Après la crise, les actes parleront plus que les mots

Pour comprendre ce qui s’est joué le 29 août, il faudra observer les décisions à venir : nominations, mutations, changements de commandement, arrestations, mises à l’écart, promotions, mouvements inhabituels de troupes, renforcement de la protection présidentielle. Ces signaux seront plus éloquents que les déclarations. Dans une armée, une mutation peut être un simple ajustement administratif ou une sanction déguisée. Une promotion peut récompenser un talent ou servir à éloigner un homme devenu trop puissant. La cartographie des mouvements de responsables militaires après le 29 août devrait être une priorité pour toute enquête sérieuse.

Qui contrôle quoi à Niamey ?

Une autre question mérite d’être posée : combien de centres de décision sécuritaire existent réellement autour de Tiani ? La chaîne de commandement est-elle unifiée, ou coexistent-ils plusieurs réseaux d’influence ? Forces spéciales, garde présidentielle, gendarmerie, armée de terre, renseignement, unités bénéficiant de coopérations étrangères : la réponse pourrait expliquer l’ampleur de la crise et les spéculations qu’elle a suscitées. Un régime peut contrôler officiellement toutes les institutions, mais composer en réalité avec des rapports de force internes.

La bataille du récit

À cette crise militaire s’ajoute une guerre de l’information. Depuis les événements, les réseaux sociaux sont le théâtre de versions contradictoires. Certains minimisent l’incident, d’autres y voient le signe d’une contestation profonde. Ce qui manque, ce sont des preuves tangibles : images géolocalisées, chronologie des mouvements, témoignages concordants, documents authentifiés, décisions de commandement. C’est sur ce terrain que doit se jouer l’investigation, pas dans les rumeurs ou les vidéos anonymes.
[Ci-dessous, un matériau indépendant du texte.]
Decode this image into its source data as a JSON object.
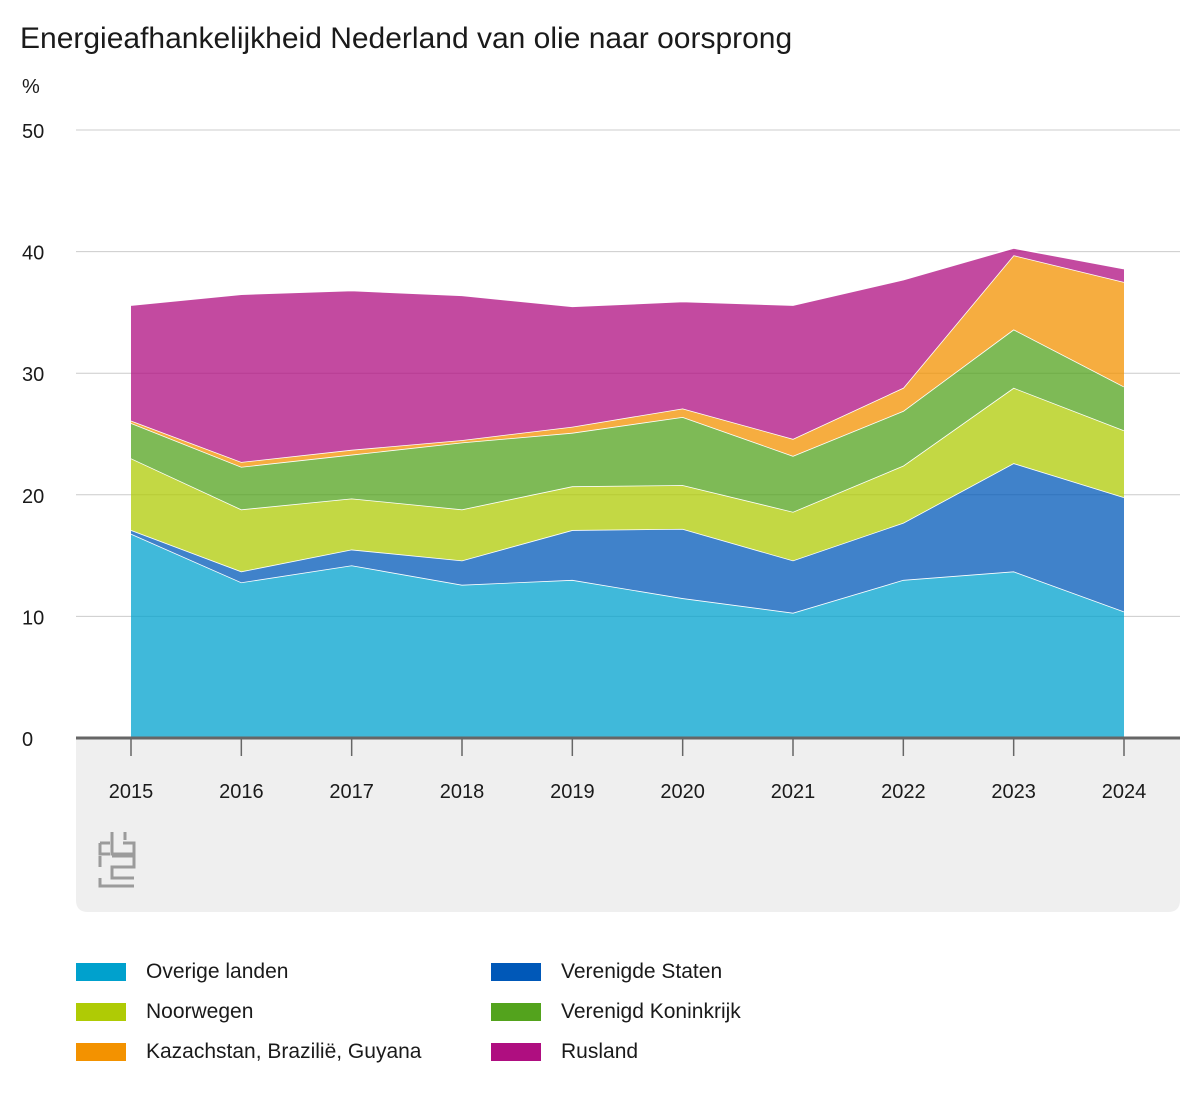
{
  "chart_data": {
    "type": "area",
    "stacked": true,
    "title": "Energieafhankelijkheid Nederland van olie naar oorsprong",
    "ylabel": "%",
    "xlabel": "",
    "ylim": [
      0,
      50
    ],
    "yticks": [
      0,
      10,
      20,
      30,
      40,
      50
    ],
    "grid": true,
    "legend_position": "bottom",
    "categories": [
      "2015",
      "2016",
      "2017",
      "2018",
      "2019",
      "2020",
      "2021",
      "2022",
      "2023",
      "2024"
    ],
    "series": [
      {
        "name": "Overige landen",
        "color": "#00a1cd",
        "values": [
          16.8,
          12.8,
          14.2,
          12.6,
          13.0,
          11.5,
          10.3,
          13.0,
          13.7,
          10.4
        ]
      },
      {
        "name": "Verenigde Staten",
        "color": "#0058b8",
        "values": [
          0.3,
          0.9,
          1.3,
          2.0,
          4.1,
          5.7,
          4.3,
          4.7,
          8.9,
          9.4
        ]
      },
      {
        "name": "Noorwegen",
        "color": "#afcb05",
        "values": [
          5.9,
          5.1,
          4.2,
          4.2,
          3.6,
          3.6,
          4.0,
          4.7,
          6.2,
          5.5
        ]
      },
      {
        "name": "Verenigd Koninkrijk",
        "color": "#53a31d",
        "values": [
          2.9,
          3.5,
          3.6,
          5.5,
          4.4,
          5.6,
          4.6,
          4.5,
          4.8,
          3.6
        ]
      },
      {
        "name": "Kazachstan, Brazilië, Guyana",
        "color": "#f39200",
        "values": [
          0.2,
          0.4,
          0.4,
          0.2,
          0.5,
          0.7,
          1.4,
          1.9,
          6.1,
          8.6
        ]
      },
      {
        "name": "Rusland",
        "color": "#af0e80",
        "values": [
          9.5,
          13.8,
          13.1,
          11.9,
          9.9,
          8.8,
          11.0,
          8.9,
          0.6,
          1.1
        ]
      }
    ]
  },
  "legend_order": [
    "Overige landen",
    "Verenigde Staten",
    "Noorwegen",
    "Verenigd Koninkrijk",
    "Kazachstan, Brazilië, Guyana",
    "Rusland"
  ],
  "logo": {
    "icon": "cbs-logo-icon",
    "color": "#9b9b9b"
  },
  "colors": {
    "axis": "#666666",
    "grid": "#cccccc",
    "panel": "#efefef"
  }
}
Le risque d’une crise à huis clos

Le danger pour Tiani n’est peut-être plus la contestation populaire, mais l’érosion lente de la confiance au sein du système qui le maintient. Une armée divisée ne se fracture pas en un jour. Les fissures commencent par des refus d’obéir, des désaccords entre officiers, des nominations contestées, des unités qui se méfient les unes des autres, des chaînes de commandement parallèles. Puis vient le moment où chacun s’interroge sur le camp de l’autre. C’est ce stade qu’il faut surveiller au Niger. Si les tensions entre Tiani et certains chefs militaires se confirment, le 29 août pourrait être rétrospectivement le premier symptôme d’une recomposition du pouvoir, plutôt que la fin d’une crise.

La question que Niamey ne pourra pas esquiver

Le régime peut répéter que tout est sous contrôle. Mais contrôler une capitale n’est pas contrôler une armée, et contrôler une armée ne garantit pas l’adhésion de tous ses chefs. La question n’est plus seulement de savoir si Tiani a survécu à la crise. Elle est plus profonde : dispose-t-il encore d’une autorité incontestée sur toutes les forces qui assurent sa survie politique ? Si oui, le pouvoir devrait le démontrer par des actes. Si non, le Niger entre dans une phase où la lutte pour le pouvoir se joue moins entre la junte et ses adversaires qu’à l’intérieur même de l’appareil qui l’a portée au pouvoir. À Niamey, le calme peut être réel, mais il ne signifie pas la fin de la crise. Il annonce peut-être simplement que la prochaine bataille se déroulera ailleurs que dans la rue : dans les casernes, les services de renseignement et les salles de décision militaires.